On the evening of September 11, the news of an active shooter at a local Walmart made its way around Tyler. In light of this, I will be talking about nationwide gun control. Economists have been asking the question for years: should gun ammunition be taxed the same way cigarettes are taxed? And the answer is no, but before I get into that, I must explain what a sin tax is.
According to Investopedia, a sin tax is levied on specific goods such as alcohol, tobacco, or other “morally hazardous” products to try and deter people from engaging in socially harmful behaviors.
But a bigger question is if sin taxes work. They do not, or not to the desired extent. Research from the economist showed that for every percent increase in taxes, sales went down .5 and .6% for tobacco and alcohol respectfully. These items were the most responsive to sin taxes. And that’s not a lot.

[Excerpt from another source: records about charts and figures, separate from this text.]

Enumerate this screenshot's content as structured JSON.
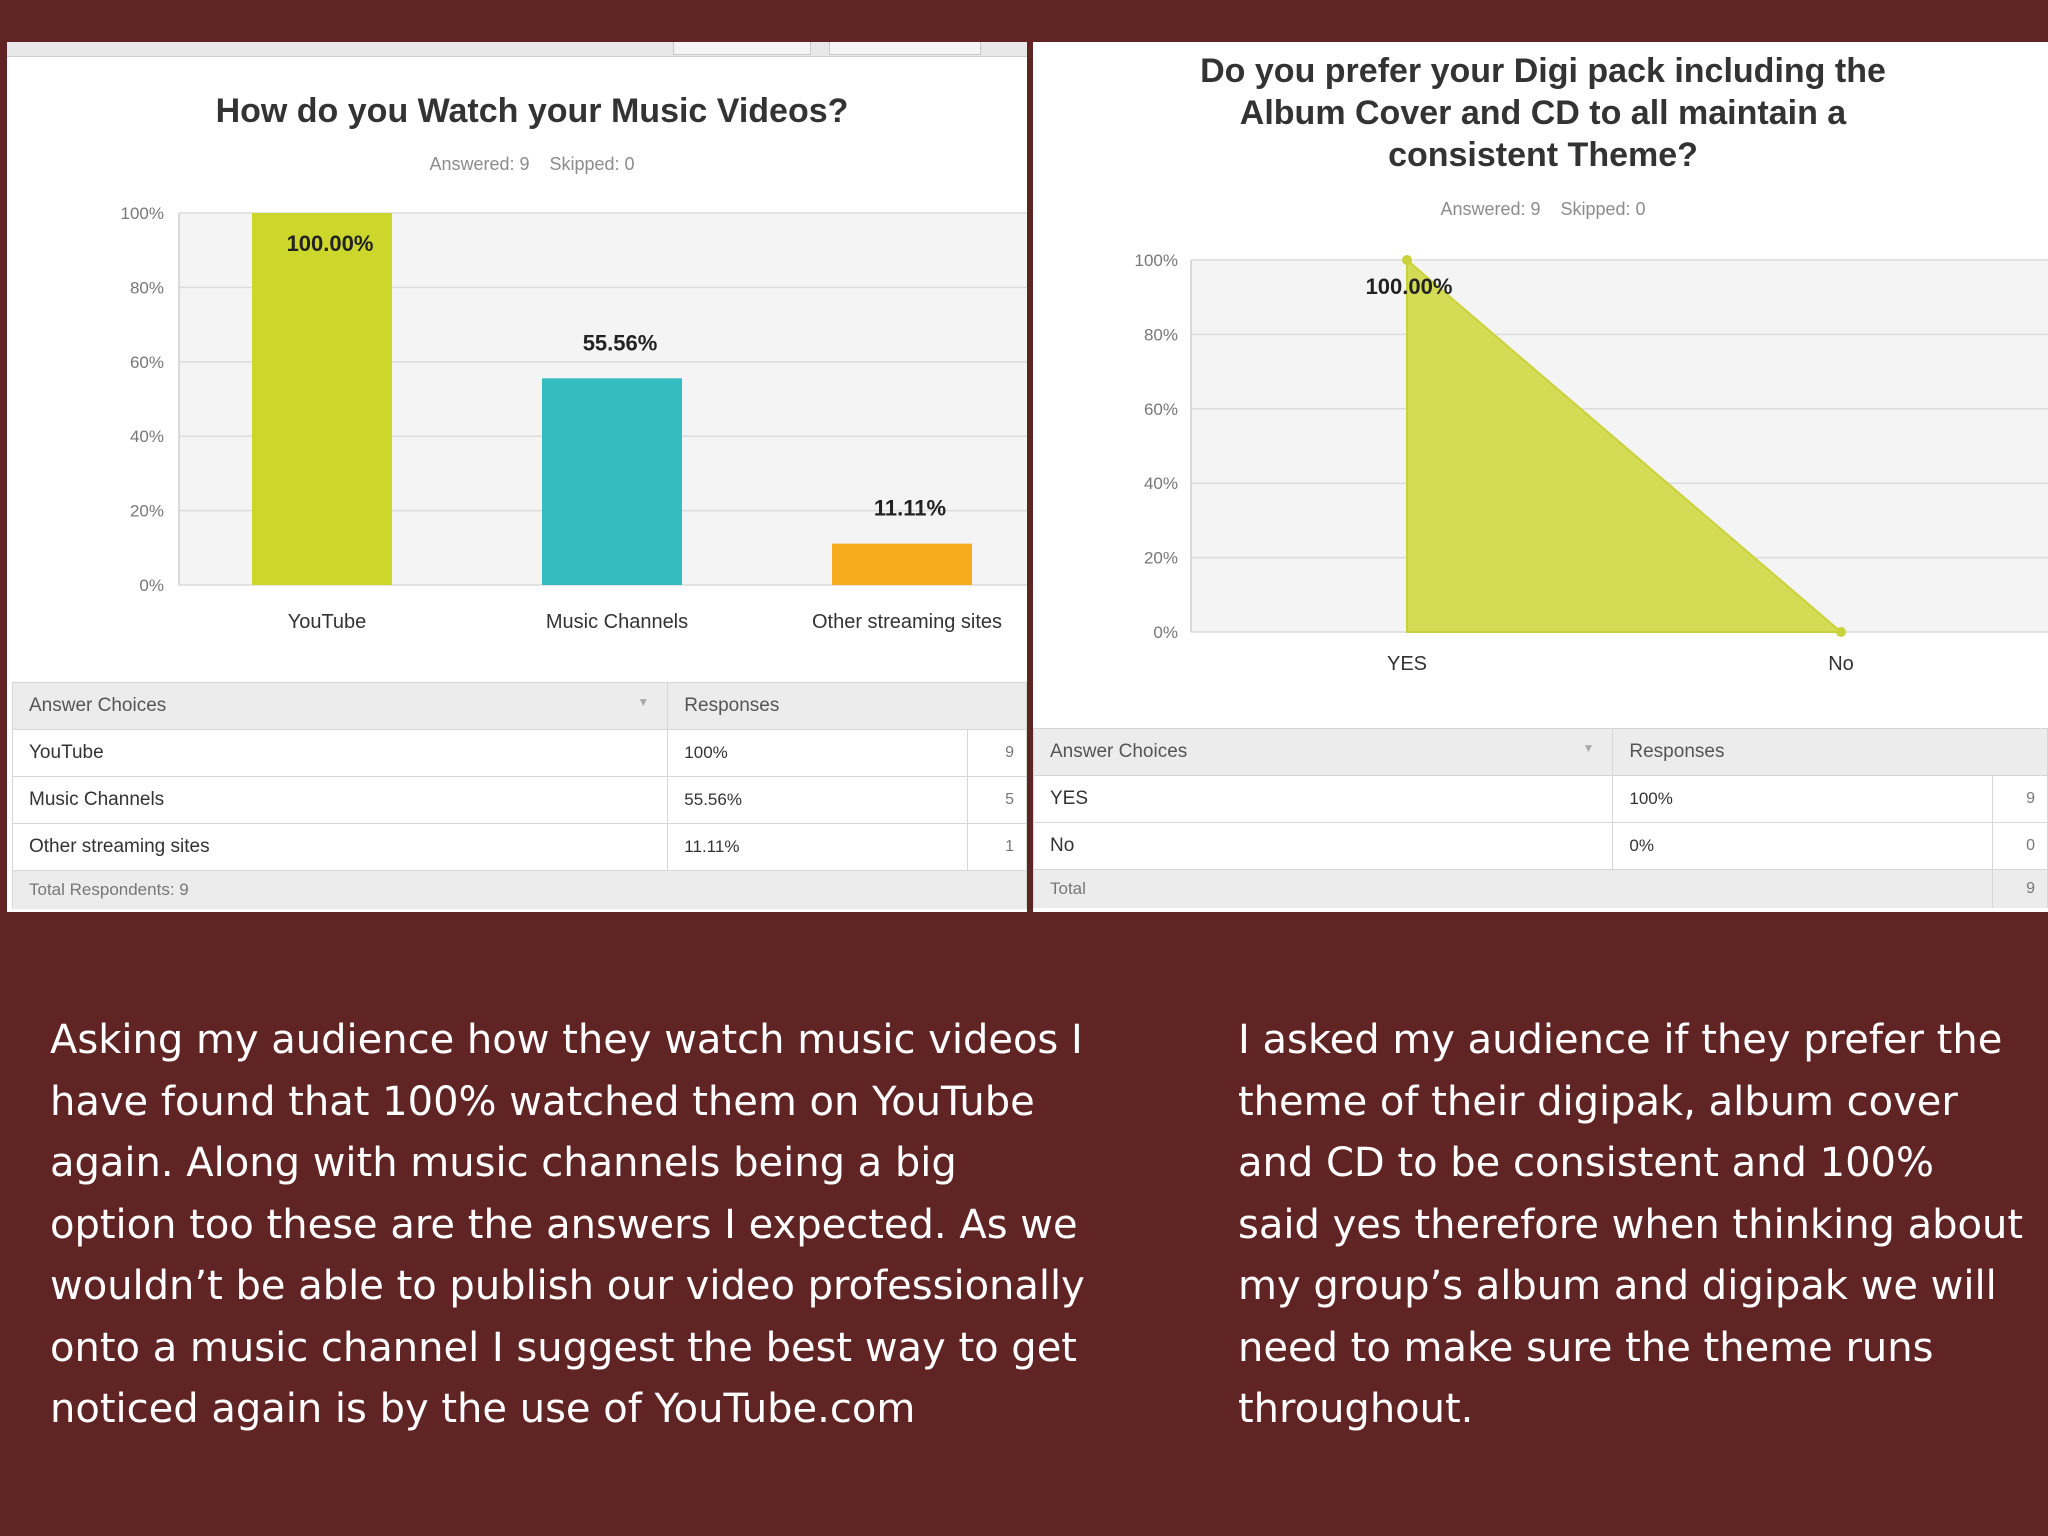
{
  "left_panel": {
    "title": "How do you Watch your Music Videos?",
    "answered": "Answered: 9",
    "skipped": "Skipped: 0",
    "table": {
      "header_choices": "Answer Choices",
      "header_responses": "Responses",
      "rows": [
        {
          "choice": "YouTube",
          "percent": "100%",
          "count": "9"
        },
        {
          "choice": "Music Channels",
          "percent": "55.56%",
          "count": "5"
        },
        {
          "choice": "Other streaming sites",
          "percent": "11.11%",
          "count": "1"
        }
      ],
      "footer": "Total Respondents: 9"
    }
  },
  "right_panel": {
    "title_lines": [
      "Do you prefer your Digi pack including the",
      "Album Cover and CD to all maintain a",
      "consistent Theme?"
    ],
    "answered": "Answered: 9",
    "skipped": "Skipped: 0",
    "table": {
      "header_choices": "Answer Choices",
      "header_responses": "Responses",
      "rows": [
        {
          "choice": "YES",
          "percent": "100%",
          "count": "9"
        },
        {
          "choice": "No",
          "percent": "0%",
          "count": "0"
        }
      ],
      "footer": "Total",
      "footer_count": "9"
    }
  },
  "captions": {
    "left": "Asking my audience how they watch music videos I have found that  100% watched them on YouTube again. Along with music channels being a big option too these are the answers I expected. As we wouldn’t be able to publish our video professionally onto a music channel I suggest the best way to get noticed again is by the use of YouTube.com",
    "right": "I asked my audience if they prefer the theme of their digipak, album cover and CD to be consistent and 100% said yes therefore when thinking about my group’s album and digipak we will need to make sure the theme runs throughout."
  },
  "colors": {
    "background": "#612424",
    "yellow_green": "#cdd62a",
    "teal": "#33bdc1",
    "orange": "#f6ac1c",
    "area_fill": "#d4dc55"
  },
  "chart_data": [
    {
      "type": "bar",
      "title": "How do you Watch your Music Videos?",
      "categories": [
        "YouTube",
        "Music Channels",
        "Other streaming sites"
      ],
      "values": [
        100.0,
        55.56,
        11.11
      ],
      "data_labels": [
        "100.00%",
        "55.56%",
        "11.11%"
      ],
      "colors": [
        "#cdd62a",
        "#33bdc1",
        "#f6ac1c"
      ],
      "ylim": [
        0,
        100
      ],
      "yticks": [
        "0%",
        "20%",
        "40%",
        "60%",
        "80%",
        "100%"
      ],
      "grid": true
    },
    {
      "type": "area",
      "title": "Do you prefer your Digi pack including the Album Cover and CD to all maintain a consistent Theme?",
      "categories": [
        "YES",
        "No"
      ],
      "values": [
        100.0,
        0.0
      ],
      "data_labels": [
        "100.00%"
      ],
      "ylim": [
        0,
        100
      ],
      "yticks": [
        "0%",
        "20%",
        "40%",
        "60%",
        "80%",
        "100%"
      ],
      "grid": true
    }
  ]
}
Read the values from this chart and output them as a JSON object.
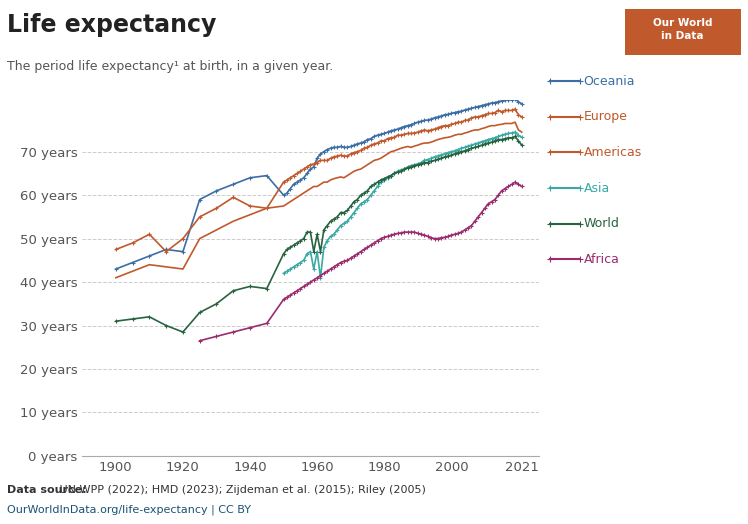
{
  "title": "Life expectancy",
  "subtitle": "The period life expectancy¹ at birth, in a given year.",
  "yticks": [
    0,
    10,
    20,
    30,
    40,
    50,
    60,
    70
  ],
  "xlim": [
    1890,
    2026
  ],
  "ylim": [
    0,
    82
  ],
  "background_color": "#ffffff",
  "data_source_bold": "Data source:",
  "data_source_rest": " UN WPP (2022); HMD (2023); Zijdeman et al. (2015); Riley (2005)",
  "url": "OurWorldInData.org/life-expectancy | CC BY",
  "series": {
    "Oceania": {
      "color": "#3b6ea5",
      "marker": true,
      "data": {
        "1900": 43.0,
        "1905": 44.5,
        "1910": 46.0,
        "1915": 47.5,
        "1920": 47.0,
        "1925": 59.0,
        "1930": 61.0,
        "1935": 62.5,
        "1940": 64.0,
        "1945": 64.5,
        "1950": 60.0,
        "1951": 60.5,
        "1952": 61.5,
        "1953": 62.5,
        "1954": 63.0,
        "1955": 63.5,
        "1956": 64.0,
        "1957": 65.0,
        "1958": 66.0,
        "1959": 66.5,
        "1960": 68.5,
        "1961": 69.5,
        "1962": 70.0,
        "1963": 70.5,
        "1964": 70.8,
        "1965": 71.0,
        "1966": 71.0,
        "1967": 71.2,
        "1968": 71.0,
        "1969": 71.0,
        "1970": 71.2,
        "1971": 71.5,
        "1972": 71.8,
        "1973": 72.0,
        "1974": 72.3,
        "1975": 72.8,
        "1976": 73.0,
        "1977": 73.5,
        "1978": 73.8,
        "1979": 74.0,
        "1980": 74.2,
        "1981": 74.5,
        "1982": 74.8,
        "1983": 75.0,
        "1984": 75.2,
        "1985": 75.5,
        "1986": 75.8,
        "1987": 76.0,
        "1988": 76.2,
        "1989": 76.5,
        "1990": 76.8,
        "1991": 77.0,
        "1992": 77.2,
        "1993": 77.3,
        "1994": 77.5,
        "1995": 77.8,
        "1996": 78.0,
        "1997": 78.2,
        "1998": 78.5,
        "1999": 78.6,
        "2000": 78.8,
        "2001": 79.0,
        "2002": 79.2,
        "2003": 79.3,
        "2004": 79.6,
        "2005": 79.8,
        "2006": 80.0,
        "2007": 80.2,
        "2008": 80.4,
        "2009": 80.6,
        "2010": 80.8,
        "2011": 81.0,
        "2012": 81.2,
        "2013": 81.3,
        "2014": 81.5,
        "2015": 81.7,
        "2016": 81.8,
        "2017": 82.0,
        "2018": 82.0,
        "2019": 82.2,
        "2020": 81.5,
        "2021": 81.0
      }
    },
    "Europe": {
      "color": "#c0592b",
      "marker": true,
      "data": {
        "1900": 47.5,
        "1905": 49.0,
        "1910": 51.0,
        "1915": 47.0,
        "1920": 50.0,
        "1925": 55.0,
        "1930": 57.0,
        "1935": 59.5,
        "1940": 57.5,
        "1945": 57.0,
        "1950": 63.0,
        "1951": 63.5,
        "1952": 64.0,
        "1953": 64.5,
        "1954": 65.0,
        "1955": 65.5,
        "1956": 66.0,
        "1957": 66.5,
        "1958": 67.0,
        "1959": 67.2,
        "1960": 67.5,
        "1961": 68.0,
        "1962": 68.0,
        "1963": 68.0,
        "1964": 68.5,
        "1965": 68.8,
        "1966": 69.0,
        "1967": 69.2,
        "1968": 69.0,
        "1969": 69.0,
        "1970": 69.5,
        "1971": 69.8,
        "1972": 70.0,
        "1973": 70.3,
        "1974": 70.8,
        "1975": 71.0,
        "1976": 71.5,
        "1977": 71.8,
        "1978": 72.0,
        "1979": 72.5,
        "1980": 72.5,
        "1981": 73.0,
        "1982": 73.2,
        "1983": 73.3,
        "1984": 73.8,
        "1985": 73.8,
        "1986": 74.0,
        "1987": 74.2,
        "1988": 74.2,
        "1989": 74.3,
        "1990": 74.5,
        "1991": 74.8,
        "1992": 75.0,
        "1993": 74.8,
        "1994": 75.0,
        "1995": 75.2,
        "1996": 75.5,
        "1997": 75.8,
        "1998": 76.0,
        "1999": 76.0,
        "2000": 76.3,
        "2001": 76.5,
        "2002": 76.8,
        "2003": 76.8,
        "2004": 77.2,
        "2005": 77.3,
        "2006": 77.8,
        "2007": 78.0,
        "2008": 78.0,
        "2009": 78.3,
        "2010": 78.5,
        "2011": 78.8,
        "2012": 78.8,
        "2013": 79.0,
        "2014": 79.5,
        "2015": 79.2,
        "2016": 79.5,
        "2017": 79.5,
        "2018": 79.5,
        "2019": 79.8,
        "2020": 78.5,
        "2021": 78.0
      }
    },
    "Americas": {
      "color": "#c0592b",
      "marker": false,
      "data": {
        "1900": 41.0,
        "1905": 42.5,
        "1910": 44.0,
        "1915": 43.5,
        "1920": 43.0,
        "1925": 50.0,
        "1930": 52.0,
        "1935": 54.0,
        "1940": 55.5,
        "1945": 57.0,
        "1950": 57.5,
        "1951": 58.0,
        "1952": 58.5,
        "1953": 59.0,
        "1954": 59.5,
        "1955": 60.0,
        "1956": 60.5,
        "1957": 61.0,
        "1958": 61.5,
        "1959": 62.0,
        "1960": 62.0,
        "1961": 62.5,
        "1962": 63.0,
        "1963": 63.0,
        "1964": 63.5,
        "1965": 63.8,
        "1966": 64.0,
        "1967": 64.2,
        "1968": 64.0,
        "1969": 64.5,
        "1970": 65.0,
        "1971": 65.5,
        "1972": 65.8,
        "1973": 66.0,
        "1974": 66.5,
        "1975": 67.0,
        "1976": 67.5,
        "1977": 68.0,
        "1978": 68.2,
        "1979": 68.5,
        "1980": 69.0,
        "1981": 69.5,
        "1982": 70.0,
        "1983": 70.2,
        "1984": 70.5,
        "1985": 70.8,
        "1986": 71.0,
        "1987": 71.2,
        "1988": 71.0,
        "1989": 71.3,
        "1990": 71.5,
        "1991": 71.8,
        "1992": 72.0,
        "1993": 72.0,
        "1994": 72.2,
        "1995": 72.5,
        "1996": 72.8,
        "1997": 73.0,
        "1998": 73.2,
        "1999": 73.3,
        "2000": 73.5,
        "2001": 73.8,
        "2002": 74.0,
        "2003": 74.0,
        "2004": 74.3,
        "2005": 74.5,
        "2006": 74.8,
        "2007": 75.0,
        "2008": 75.0,
        "2009": 75.3,
        "2010": 75.5,
        "2011": 75.8,
        "2012": 76.0,
        "2013": 76.0,
        "2014": 76.2,
        "2015": 76.3,
        "2016": 76.5,
        "2017": 76.5,
        "2018": 76.5,
        "2019": 76.8,
        "2020": 75.0,
        "2021": 74.5
      }
    },
    "Asia": {
      "color": "#3aa8a4",
      "marker": true,
      "data": {
        "1950": 42.0,
        "1951": 42.5,
        "1952": 43.0,
        "1953": 43.5,
        "1954": 44.0,
        "1955": 44.5,
        "1956": 45.0,
        "1957": 46.5,
        "1958": 47.0,
        "1959": 43.0,
        "1960": 47.0,
        "1961": 41.0,
        "1962": 48.0,
        "1963": 49.5,
        "1964": 50.5,
        "1965": 51.0,
        "1966": 52.0,
        "1967": 53.0,
        "1968": 53.5,
        "1969": 54.0,
        "1970": 55.0,
        "1971": 56.0,
        "1972": 57.0,
        "1973": 58.0,
        "1974": 58.5,
        "1975": 59.0,
        "1976": 60.0,
        "1977": 61.0,
        "1978": 62.0,
        "1979": 63.0,
        "1980": 63.5,
        "1981": 64.0,
        "1982": 64.5,
        "1983": 65.0,
        "1984": 65.5,
        "1985": 65.8,
        "1986": 66.0,
        "1987": 66.5,
        "1988": 66.8,
        "1989": 67.0,
        "1990": 67.2,
        "1991": 67.5,
        "1992": 68.0,
        "1993": 68.2,
        "1994": 68.5,
        "1995": 68.8,
        "1996": 69.0,
        "1997": 69.3,
        "1998": 69.5,
        "1999": 69.8,
        "2000": 70.0,
        "2001": 70.2,
        "2002": 70.5,
        "2003": 70.8,
        "2004": 71.0,
        "2005": 71.3,
        "2006": 71.5,
        "2007": 71.8,
        "2008": 72.0,
        "2009": 72.3,
        "2010": 72.5,
        "2011": 72.8,
        "2012": 73.0,
        "2013": 73.2,
        "2014": 73.5,
        "2015": 73.8,
        "2016": 74.0,
        "2017": 74.2,
        "2018": 74.3,
        "2019": 74.5,
        "2020": 73.8,
        "2021": 73.3
      }
    },
    "World": {
      "color": "#286340",
      "marker": true,
      "data": {
        "1900": 31.0,
        "1905": 31.5,
        "1910": 32.0,
        "1915": 30.0,
        "1920": 28.5,
        "1925": 33.0,
        "1930": 35.0,
        "1935": 38.0,
        "1940": 39.0,
        "1945": 38.5,
        "1950": 46.5,
        "1951": 47.5,
        "1952": 48.0,
        "1953": 48.5,
        "1954": 49.0,
        "1955": 49.5,
        "1956": 50.0,
        "1957": 51.5,
        "1958": 51.5,
        "1959": 47.0,
        "1960": 51.0,
        "1961": 47.0,
        "1962": 52.0,
        "1963": 53.0,
        "1964": 54.0,
        "1965": 54.5,
        "1966": 55.0,
        "1967": 56.0,
        "1968": 56.0,
        "1969": 56.5,
        "1970": 57.5,
        "1971": 58.5,
        "1972": 59.0,
        "1973": 60.0,
        "1974": 60.5,
        "1975": 61.0,
        "1976": 62.0,
        "1977": 62.5,
        "1978": 63.0,
        "1979": 63.5,
        "1980": 63.8,
        "1981": 64.2,
        "1982": 64.5,
        "1983": 65.0,
        "1984": 65.3,
        "1985": 65.5,
        "1986": 66.0,
        "1987": 66.3,
        "1988": 66.5,
        "1989": 66.8,
        "1990": 67.0,
        "1991": 67.2,
        "1992": 67.5,
        "1993": 67.5,
        "1994": 67.8,
        "1995": 68.0,
        "1996": 68.3,
        "1997": 68.5,
        "1998": 68.8,
        "1999": 69.0,
        "2000": 69.2,
        "2001": 69.5,
        "2002": 69.8,
        "2003": 70.0,
        "2004": 70.2,
        "2005": 70.5,
        "2006": 70.8,
        "2007": 71.0,
        "2008": 71.2,
        "2009": 71.5,
        "2010": 71.8,
        "2011": 72.0,
        "2012": 72.2,
        "2013": 72.5,
        "2014": 72.8,
        "2015": 72.8,
        "2016": 73.0,
        "2017": 73.2,
        "2018": 73.2,
        "2019": 73.5,
        "2020": 72.5,
        "2021": 71.5
      }
    },
    "Africa": {
      "color": "#9a2b6e",
      "marker": true,
      "data": {
        "1925": 26.5,
        "1930": 27.5,
        "1935": 28.5,
        "1940": 29.5,
        "1945": 30.5,
        "1950": 36.0,
        "1951": 36.5,
        "1952": 37.0,
        "1953": 37.5,
        "1954": 38.0,
        "1955": 38.5,
        "1956": 39.0,
        "1957": 39.5,
        "1958": 40.0,
        "1959": 40.5,
        "1960": 41.0,
        "1961": 41.5,
        "1962": 42.0,
        "1963": 42.5,
        "1964": 43.0,
        "1965": 43.5,
        "1966": 44.0,
        "1967": 44.5,
        "1968": 44.8,
        "1969": 45.0,
        "1970": 45.5,
        "1971": 46.0,
        "1972": 46.5,
        "1973": 47.0,
        "1974": 47.5,
        "1975": 48.0,
        "1976": 48.5,
        "1977": 49.0,
        "1978": 49.5,
        "1979": 50.0,
        "1980": 50.3,
        "1981": 50.5,
        "1982": 50.8,
        "1983": 51.0,
        "1984": 51.2,
        "1985": 51.3,
        "1986": 51.5,
        "1987": 51.5,
        "1988": 51.5,
        "1989": 51.5,
        "1990": 51.2,
        "1991": 51.0,
        "1992": 50.8,
        "1993": 50.5,
        "1994": 50.2,
        "1995": 50.0,
        "1996": 50.0,
        "1997": 50.2,
        "1998": 50.3,
        "1999": 50.5,
        "2000": 50.8,
        "2001": 51.0,
        "2002": 51.2,
        "2003": 51.5,
        "2004": 52.0,
        "2005": 52.5,
        "2006": 53.0,
        "2007": 54.0,
        "2008": 55.0,
        "2009": 56.0,
        "2010": 57.0,
        "2011": 58.0,
        "2012": 58.5,
        "2013": 59.0,
        "2014": 60.0,
        "2015": 61.0,
        "2016": 61.5,
        "2017": 62.0,
        "2018": 62.5,
        "2019": 63.0,
        "2020": 62.5,
        "2021": 62.0
      }
    }
  },
  "legend_order": [
    "Oceania",
    "Europe",
    "Americas",
    "Asia",
    "World",
    "Africa"
  ],
  "legend_colors": {
    "Oceania": "#3b6ea5",
    "Europe": "#c0592b",
    "Americas": "#c0592b",
    "Asia": "#3aa8a4",
    "World": "#286340",
    "Africa": "#9a2b6e"
  },
  "badge_color": "#c0592b",
  "badge_text": "Our World\nin Data"
}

So why would we think to put it on gun ammunition? Well, that is easy. Since the most responsive items to sin taxes responded at all, lawmakers have considered putting a 50% increase on ammo. This, in turn, would lead to about a 25% decrease in sales, but that does not mean it wouldn’t lead to bigger disadvantages.
“Selective sales or “sin taxes” that are too high create black markets, increase criminal activity, and move the sale of otherwise legal products outside the reach of law enforcement.” the Heritage Foundation said. “High cigarette taxes, for example, create markets for untaxed illegal cigarettes, which require large-scale criminal enterprises to supply.”
Basically, by trying to stop very little of the population from buying guns, we are opening an opportunity for black market dealers to expand their practices. Which does not help anything in the gun control debate because people who are unwilling to pay the taxes might be more than willing to buy from the black market. The numbers of people who have guns won’t actually change, but the sources of illegal guns will get bigger.
If we were going down the “how to reduce gun violence road,” the simple answer would be to reduce easy access to dangerous weapons. Background checks without loopholes, waiting periods, and just reinstating the assault rifle ban would prevent so many mass shootings. That’s according to the Prevention Institute, but it’s also common sense.
So no, it isn’t necessary to tax gun ammunition the same way cigarettes are taxed because it won’t work. Society would be in more danger, and there are many better options for reducing gun violence.